Kursi di sebelah saya masih tetap kosong. Lounge itu juga tidak terlalu penuh. Saya melirik handphone yang sedari tadi menyala, tidak ada tanda-tanda sms atau telepon. Mungkin dia terlambat.  Pikir saya. Padahal saya sendiri benci menunggu. Tapi sudahlah, bukankah itulah prinsip waktu. Ketika kita “menunggu” kita akan lebih menghargai makna “kedatangan.”

Pelayan itu telah kembali. Kini di hadapan saya sudah hadir delapan racikan minuman dengan warna-warni yang berbeda. Ia lalu menjelaskan mereka satu per satu. Saya tergoda untuk langsung menyicip melati suci, sekilas ujung lidah saya tidak merasa apa-apa. Tetapi ternyata ada gairah tersembunyi menyembul pada pertengahan dan akhir. Dengan rasa yang berubah-ubah. Seperti magical fruits, mengubah lidah saya yang tadinya asam menjadi manis. 

Saya lalu mencoba rintik hujan meneguknya dan merasakan cairannya turun ke dalam tenggorokan. Persis seperti meminum hujan, ada kesan tegas lalu dingin yang terpelanting kemudian menyisa sunyi panjang di akhir. 

terbunuh sepi, pun tak luput saya icip. Rasanya begitu misterius. Seperti langkah-langkah orang di ujung jalan gelap, sepi, mencari cahaya. Mencari peluk untuk pulang. Dan sepanjang jalan itu, ia menyimpan tanya. Tanya yang dingin. Yang belum tentu ada jawaban. Selesai menyicipnya, saya bergidik.
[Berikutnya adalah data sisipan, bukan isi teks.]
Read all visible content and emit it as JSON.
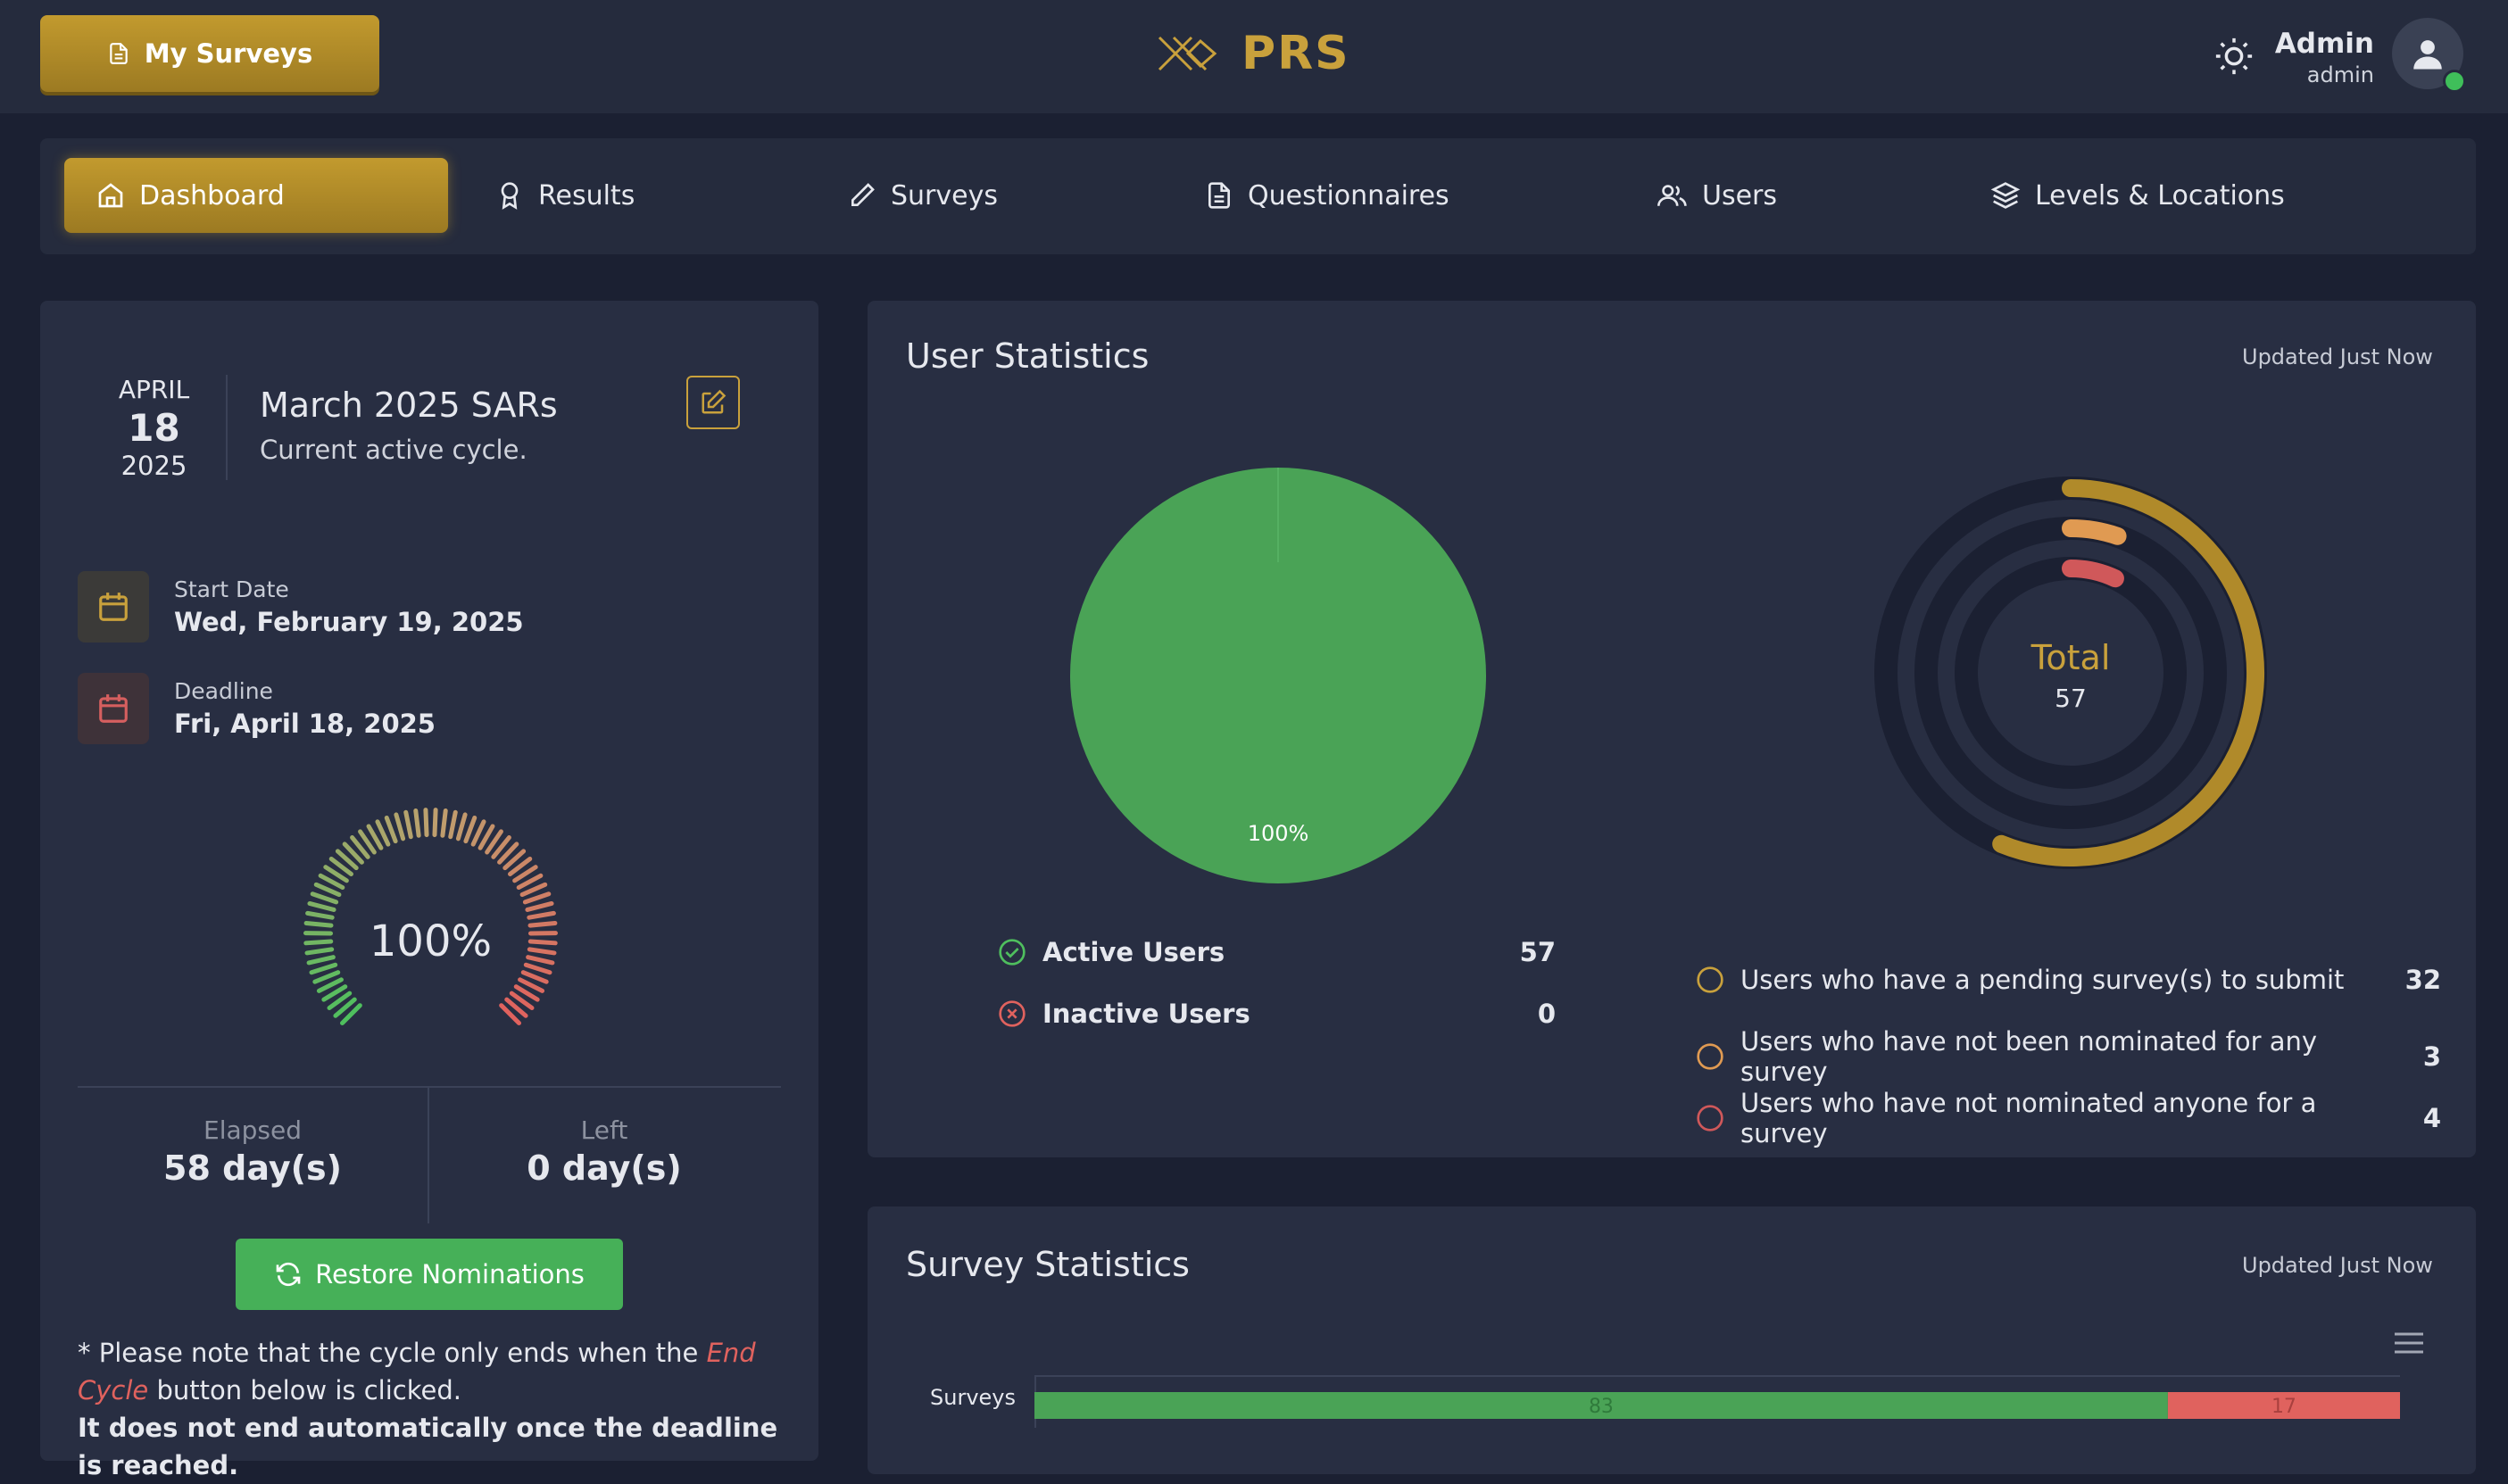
{
  "topbar": {
    "my_surveys_label": "My Surveys",
    "logo_text": "PRS",
    "user_name": "Admin",
    "user_role": "admin"
  },
  "nav": {
    "items": [
      {
        "label": "Dashboard",
        "icon": "home-icon",
        "active": true
      },
      {
        "label": "Results",
        "icon": "award-icon"
      },
      {
        "label": "Surveys",
        "icon": "pencil-icon"
      },
      {
        "label": "Questionnaires",
        "icon": "document-icon"
      },
      {
        "label": "Users",
        "icon": "users-icon"
      },
      {
        "label": "Levels & Locations",
        "icon": "layers-icon"
      }
    ]
  },
  "cycle": {
    "month": "APRIL",
    "day": "18",
    "year": "2025",
    "title": "March 2025 SARs",
    "subtitle": "Current active cycle.",
    "start_label": "Start Date",
    "start_value": "Wed, February 19, 2025",
    "deadline_label": "Deadline",
    "deadline_value": "Fri, April 18, 2025",
    "progress_percent": 100,
    "progress_label": "100%",
    "elapsed_label": "Elapsed",
    "elapsed_value": "58 day(s)",
    "left_label": "Left",
    "left_value": "0 day(s)",
    "restore_label": "Restore Nominations",
    "note_prefix": "* Please note that the cycle only ends when the ",
    "note_link": "End Cycle",
    "note_suffix": " button below is clicked.",
    "note_cutoff": "It does not end automatically once the deadline is reached."
  },
  "user_stats": {
    "title": "User Statistics",
    "updated": "Updated Just Now",
    "pie_label": "100%",
    "active_label": "Active Users",
    "active_value": "57",
    "inactive_label": "Inactive Users",
    "inactive_value": "0",
    "total_label": "Total",
    "total_value": "57",
    "pending_label": "Users who have a pending survey(s) to submit",
    "pending_value": "32",
    "not_nominated_label": "Users who have not been nominated for any survey",
    "not_nominated_value": "3",
    "not_nominating_label": "Users who have not nominated anyone for a survey",
    "not_nominating_value": "4",
    "colors": {
      "active": "#4aa356",
      "inactive": "#e0625e",
      "gold": "#b08a2a",
      "orange": "#e09a52",
      "red": "#d0585a"
    }
  },
  "survey_stats": {
    "title": "Survey Statistics",
    "updated": "Updated Just Now",
    "category_label": "Surveys",
    "completed_value": "83",
    "pending_value": "17"
  },
  "chart_data": [
    {
      "type": "pie",
      "labels": [
        "Active Users",
        "Inactive Users"
      ],
      "values": [
        57,
        0
      ],
      "colors": [
        "#4aa356",
        "#e0625e"
      ]
    },
    {
      "type": "radial-bar",
      "center_label": "Total",
      "center_value": 57,
      "labels": [
        "Users who have a pending survey(s) to submit",
        "Users who have not been nominated for any survey",
        "Users who have not nominated anyone for a survey"
      ],
      "values": [
        32,
        3,
        4
      ],
      "max": 57,
      "colors": [
        "#b08a2a",
        "#e09a52",
        "#d0585a"
      ]
    },
    {
      "type": "bar",
      "orientation": "horizontal",
      "stacked": true,
      "categories": [
        "Surveys"
      ],
      "series": [
        {
          "values": [
            83
          ],
          "color": "#4aa356"
        },
        {
          "values": [
            17
          ],
          "color": "#e0625e"
        }
      ]
    }
  ]
}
dalam kelembutan pagi. Begitu lembut.  Mengalir Seperti sinar kuning yang merambat ke sulur-sulur daun. Menyibak gordenmu perlahan. Membangunkanmu dengan rindu. sudikah kamu pun meninggalkan rasa tanya yang tidak terlalu tergesa. alam maya seperti membawamu terbang ke awan. Mengapung di dalam birunya. Begitu ringan. tentang kita, ada kesan waas ketika menyicipnya.  Kenangan lama yang hampir terlupa—diingatkan kembali. Lalu damai, seperti judulnya, ia menyisa damai. Seperti angin sepoi yang menyapu muka. Begitu tenang.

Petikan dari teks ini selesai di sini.